« la plus parfaite de toutes les oeuvres d’art est l’édification d’une vraie liberté politique » Friedrich Schiller
Accueil > Notre action > Conférences > Pas de paix possible sans réorganisation du (...) > Les discours de la conférence
Visioconférence internationale les 18 et 19 juin 2022
2ème session
17 août 2022
Daisuke KOTEGAWA Ancien haut fonctionnaire du ministère japonais des finances, et ancien directeur exécutif pour le Japon au Fonds monétaire international (FMI)
1. En 1985, le Japon et les États-Unis se sont mis d’accord sur ce que l’on appelle l’accord du Plaza, une intervention coordonnée sur le marché des changes pour apprécier le yen, à l’hôtel Plaza de New York, afin de corriger le déficit commercial des États-Unis avec le Japon.
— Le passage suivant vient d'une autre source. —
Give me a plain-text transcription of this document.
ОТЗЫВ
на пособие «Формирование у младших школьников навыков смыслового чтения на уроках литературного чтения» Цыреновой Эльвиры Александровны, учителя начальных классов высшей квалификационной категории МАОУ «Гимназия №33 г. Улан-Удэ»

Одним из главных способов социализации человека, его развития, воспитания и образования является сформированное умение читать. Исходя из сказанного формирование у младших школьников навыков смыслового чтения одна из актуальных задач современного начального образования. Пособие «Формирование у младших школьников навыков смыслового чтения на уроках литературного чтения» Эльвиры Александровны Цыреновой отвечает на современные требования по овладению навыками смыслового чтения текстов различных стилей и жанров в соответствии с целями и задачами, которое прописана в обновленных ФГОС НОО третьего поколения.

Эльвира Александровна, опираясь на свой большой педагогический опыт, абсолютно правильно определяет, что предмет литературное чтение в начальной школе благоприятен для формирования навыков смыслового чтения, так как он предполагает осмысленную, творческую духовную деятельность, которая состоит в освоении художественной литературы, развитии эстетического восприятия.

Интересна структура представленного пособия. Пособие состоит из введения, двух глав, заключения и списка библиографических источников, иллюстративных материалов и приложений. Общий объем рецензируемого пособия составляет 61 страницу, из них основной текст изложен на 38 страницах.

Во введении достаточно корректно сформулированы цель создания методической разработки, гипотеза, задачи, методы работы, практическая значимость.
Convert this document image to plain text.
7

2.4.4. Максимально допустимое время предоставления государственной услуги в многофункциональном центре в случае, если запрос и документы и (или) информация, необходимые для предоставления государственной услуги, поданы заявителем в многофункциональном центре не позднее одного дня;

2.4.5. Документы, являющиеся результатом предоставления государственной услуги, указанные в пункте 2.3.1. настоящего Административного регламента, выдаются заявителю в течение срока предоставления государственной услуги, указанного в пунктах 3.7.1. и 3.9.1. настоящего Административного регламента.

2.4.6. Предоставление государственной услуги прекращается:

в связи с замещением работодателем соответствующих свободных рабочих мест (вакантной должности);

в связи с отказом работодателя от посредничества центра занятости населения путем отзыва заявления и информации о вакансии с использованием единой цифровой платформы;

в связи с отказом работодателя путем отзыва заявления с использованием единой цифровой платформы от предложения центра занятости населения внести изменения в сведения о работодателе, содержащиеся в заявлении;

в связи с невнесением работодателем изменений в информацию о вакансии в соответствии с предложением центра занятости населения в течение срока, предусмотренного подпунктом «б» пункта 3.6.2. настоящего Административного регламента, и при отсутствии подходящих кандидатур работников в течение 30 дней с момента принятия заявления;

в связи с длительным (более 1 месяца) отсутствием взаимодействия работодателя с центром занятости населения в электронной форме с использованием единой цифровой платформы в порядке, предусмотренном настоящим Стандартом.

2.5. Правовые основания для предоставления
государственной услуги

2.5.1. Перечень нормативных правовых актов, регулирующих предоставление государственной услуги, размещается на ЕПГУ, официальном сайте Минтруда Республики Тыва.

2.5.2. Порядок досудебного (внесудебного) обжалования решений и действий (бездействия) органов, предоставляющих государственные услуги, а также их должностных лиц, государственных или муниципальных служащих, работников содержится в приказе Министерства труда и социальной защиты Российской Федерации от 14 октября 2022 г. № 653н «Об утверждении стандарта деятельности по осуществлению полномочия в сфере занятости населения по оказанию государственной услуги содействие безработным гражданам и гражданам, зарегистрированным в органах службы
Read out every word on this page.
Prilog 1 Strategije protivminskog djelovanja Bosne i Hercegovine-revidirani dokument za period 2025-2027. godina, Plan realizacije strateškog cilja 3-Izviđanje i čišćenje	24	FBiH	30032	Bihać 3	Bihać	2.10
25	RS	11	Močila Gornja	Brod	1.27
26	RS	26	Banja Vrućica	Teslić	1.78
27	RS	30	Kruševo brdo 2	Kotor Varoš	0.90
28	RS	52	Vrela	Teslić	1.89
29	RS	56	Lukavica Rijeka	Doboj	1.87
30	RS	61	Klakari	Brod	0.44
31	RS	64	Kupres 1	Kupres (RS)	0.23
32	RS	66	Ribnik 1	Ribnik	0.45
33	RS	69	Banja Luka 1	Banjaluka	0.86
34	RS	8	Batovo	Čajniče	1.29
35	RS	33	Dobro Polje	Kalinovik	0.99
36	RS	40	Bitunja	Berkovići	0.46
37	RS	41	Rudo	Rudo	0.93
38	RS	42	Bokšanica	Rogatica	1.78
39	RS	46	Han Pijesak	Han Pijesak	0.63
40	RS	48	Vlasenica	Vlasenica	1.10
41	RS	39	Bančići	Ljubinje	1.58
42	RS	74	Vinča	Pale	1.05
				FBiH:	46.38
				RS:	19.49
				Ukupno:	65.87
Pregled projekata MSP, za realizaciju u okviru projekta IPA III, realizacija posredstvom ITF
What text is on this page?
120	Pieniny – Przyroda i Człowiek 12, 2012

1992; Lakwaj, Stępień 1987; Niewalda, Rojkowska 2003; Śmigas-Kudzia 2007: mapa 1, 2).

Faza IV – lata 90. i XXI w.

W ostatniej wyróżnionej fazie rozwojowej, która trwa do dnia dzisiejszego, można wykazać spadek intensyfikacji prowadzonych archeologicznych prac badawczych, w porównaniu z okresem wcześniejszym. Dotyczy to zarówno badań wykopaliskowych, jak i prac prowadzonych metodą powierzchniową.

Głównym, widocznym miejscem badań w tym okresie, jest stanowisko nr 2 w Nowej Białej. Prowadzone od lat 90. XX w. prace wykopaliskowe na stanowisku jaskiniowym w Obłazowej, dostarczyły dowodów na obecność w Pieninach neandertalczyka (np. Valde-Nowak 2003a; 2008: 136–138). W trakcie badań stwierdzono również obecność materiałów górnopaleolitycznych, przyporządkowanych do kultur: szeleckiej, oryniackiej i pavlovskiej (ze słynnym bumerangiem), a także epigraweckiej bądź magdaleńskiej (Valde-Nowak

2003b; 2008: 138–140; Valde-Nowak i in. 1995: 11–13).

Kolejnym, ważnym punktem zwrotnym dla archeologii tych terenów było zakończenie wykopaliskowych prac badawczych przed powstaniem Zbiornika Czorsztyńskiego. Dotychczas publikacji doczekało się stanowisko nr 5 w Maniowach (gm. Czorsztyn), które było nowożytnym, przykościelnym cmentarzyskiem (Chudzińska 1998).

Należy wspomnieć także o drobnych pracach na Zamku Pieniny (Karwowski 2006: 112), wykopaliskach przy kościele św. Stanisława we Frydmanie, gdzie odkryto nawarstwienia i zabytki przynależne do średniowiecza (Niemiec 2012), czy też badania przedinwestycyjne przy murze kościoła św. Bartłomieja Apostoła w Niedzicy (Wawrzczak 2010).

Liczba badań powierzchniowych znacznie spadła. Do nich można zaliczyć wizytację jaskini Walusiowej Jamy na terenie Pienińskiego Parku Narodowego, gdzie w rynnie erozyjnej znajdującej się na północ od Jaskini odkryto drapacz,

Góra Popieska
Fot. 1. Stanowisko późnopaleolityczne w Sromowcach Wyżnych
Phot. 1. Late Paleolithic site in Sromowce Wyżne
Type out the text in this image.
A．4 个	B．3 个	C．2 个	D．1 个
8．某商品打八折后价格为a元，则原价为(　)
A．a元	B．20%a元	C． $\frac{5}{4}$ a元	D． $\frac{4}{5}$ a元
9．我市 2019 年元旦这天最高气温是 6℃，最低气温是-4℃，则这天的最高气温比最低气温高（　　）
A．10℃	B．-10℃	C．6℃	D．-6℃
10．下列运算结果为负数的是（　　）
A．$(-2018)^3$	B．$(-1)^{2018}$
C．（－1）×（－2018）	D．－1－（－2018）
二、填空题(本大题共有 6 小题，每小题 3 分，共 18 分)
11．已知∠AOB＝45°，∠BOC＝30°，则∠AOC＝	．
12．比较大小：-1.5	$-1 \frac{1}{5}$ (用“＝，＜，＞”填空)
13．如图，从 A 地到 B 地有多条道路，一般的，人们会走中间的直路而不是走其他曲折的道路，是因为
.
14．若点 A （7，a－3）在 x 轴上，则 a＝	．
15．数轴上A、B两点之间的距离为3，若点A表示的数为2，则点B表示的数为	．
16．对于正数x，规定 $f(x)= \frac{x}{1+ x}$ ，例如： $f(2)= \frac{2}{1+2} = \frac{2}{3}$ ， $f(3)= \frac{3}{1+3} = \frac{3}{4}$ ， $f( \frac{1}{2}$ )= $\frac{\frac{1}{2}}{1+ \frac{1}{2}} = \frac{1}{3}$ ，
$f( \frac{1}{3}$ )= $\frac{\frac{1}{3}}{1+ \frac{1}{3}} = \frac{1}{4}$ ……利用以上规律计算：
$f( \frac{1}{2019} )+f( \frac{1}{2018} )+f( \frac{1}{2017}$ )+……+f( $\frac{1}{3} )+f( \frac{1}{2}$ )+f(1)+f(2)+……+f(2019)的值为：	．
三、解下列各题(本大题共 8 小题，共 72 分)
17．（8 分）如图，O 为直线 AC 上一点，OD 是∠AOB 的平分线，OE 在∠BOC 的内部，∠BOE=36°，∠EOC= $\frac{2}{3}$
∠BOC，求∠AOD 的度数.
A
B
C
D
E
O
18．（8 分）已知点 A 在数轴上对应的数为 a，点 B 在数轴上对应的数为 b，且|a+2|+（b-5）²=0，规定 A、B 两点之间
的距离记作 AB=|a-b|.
Le yen a immédiatement doublé par rapport à son niveau d’avant l’accord. En conséquence, le coût de la main-d’œuvre au Japon a doublé et les entreprises japonaises, qui ne pouvaient plus faire face à la concurrence internationale, ont déplacé leurs usines en Asie du Sud-Est et en Chine, où la main-d’œuvre était moins chère. À la suite de ces délocalisations d’usines des entreprises japonaises, l’un des centres de la production mondiale s’est déplacé vers ces régions. Le coût de la main-d’œuvre dans ces régions a augmenté progressivement, les revenus de la population ont augmenté et le « modèle de développement des oies volantes » a été réalisé.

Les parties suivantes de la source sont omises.